Every dataset of the Data Observatory belongs to a specific category. These categories serve as a filter in the Spatial Data Catalog so you can quickly find the data of interest to you. Here is a description of each of them:
Demographics – Socio-demographic and socioeconomic characteristics of the population in a region, including age, gender, education level, migration background and ethnicity, marital status, average household income, employment rate, etc. These datasets are frequently delivered in the form of current year projections built upon the last census publication.
Human Mobility – Human Mobility data provides an aggregated view of population mobility patterns by processing data captured by telecom operators or location signals registered by SDKs installed in mobile apps.
Financial – Merchant and ATM transaction data anonymized and aggregated by leading banks and credit card companies. Credit card transaction insights allow decision-makers to equip themselves with a deep understanding of consumer trends.
Road Traffic – Data from vehicle routing apps and navigation systems allows users to analyze traffic patterns and commuter behavior. Location-based road traffic data can be used for multiple purposes including route optimization and retail planning.
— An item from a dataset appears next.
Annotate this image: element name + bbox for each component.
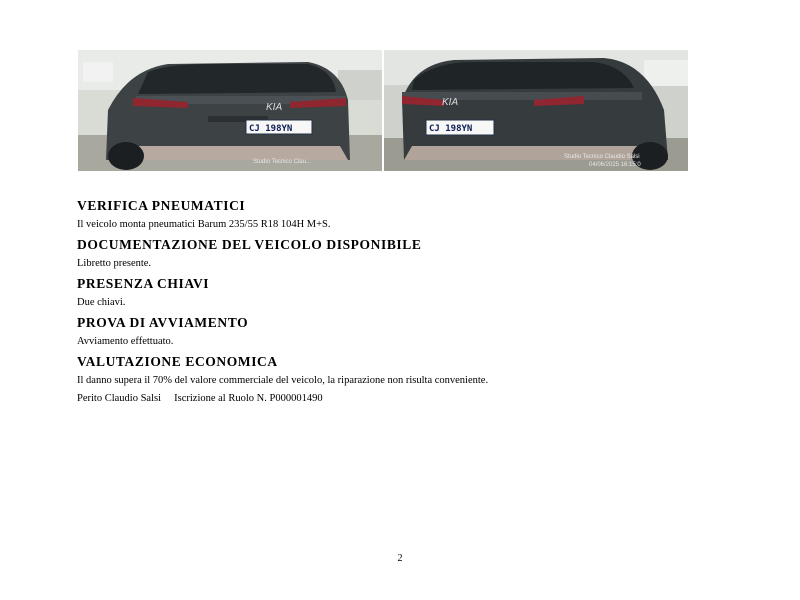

Points of Interest – Location data about business establishments, restaurants, schools, attractions, and many more. Points of interest are classified per industry codes, categories, brands, and establishment names. They cover places from agriculture to tourism, through public administrations, retail places, and other industries.
Housing – Housing and Real Estate data provide insights on a parcel and cadastral property characteristics, purchase and rental prices, and historical market data to drive decisions in investment portfolios.
Environmental – Historical weather data, general climate statistics, weather forecasts and exposure to weather hazards can help discover the weather’s influence in some activities and events and also allow risk prevention analysis.
Behavioral – Also called geosocial, these datasets are built using data from different social networks and defines audiences and segments of people by their interests and likeness. That can help companies target the right audience.
Infrastructure – Data with spatial information about physical structures and systems that support human activities. This includes transportation networks (roads, railways, airports), utilities (water, electricity, gas), communications networks (cell towers, fiber optics), and public facilities (hospitals, schools).
Derived data – Datasets created from different sources, delivered in a common geographic support system curated by CARTO’s data scientists and providing an added value to the users.
Geography – Boundaries for postal codes, administrative regions and statistical areas to help users define the different geographical areas.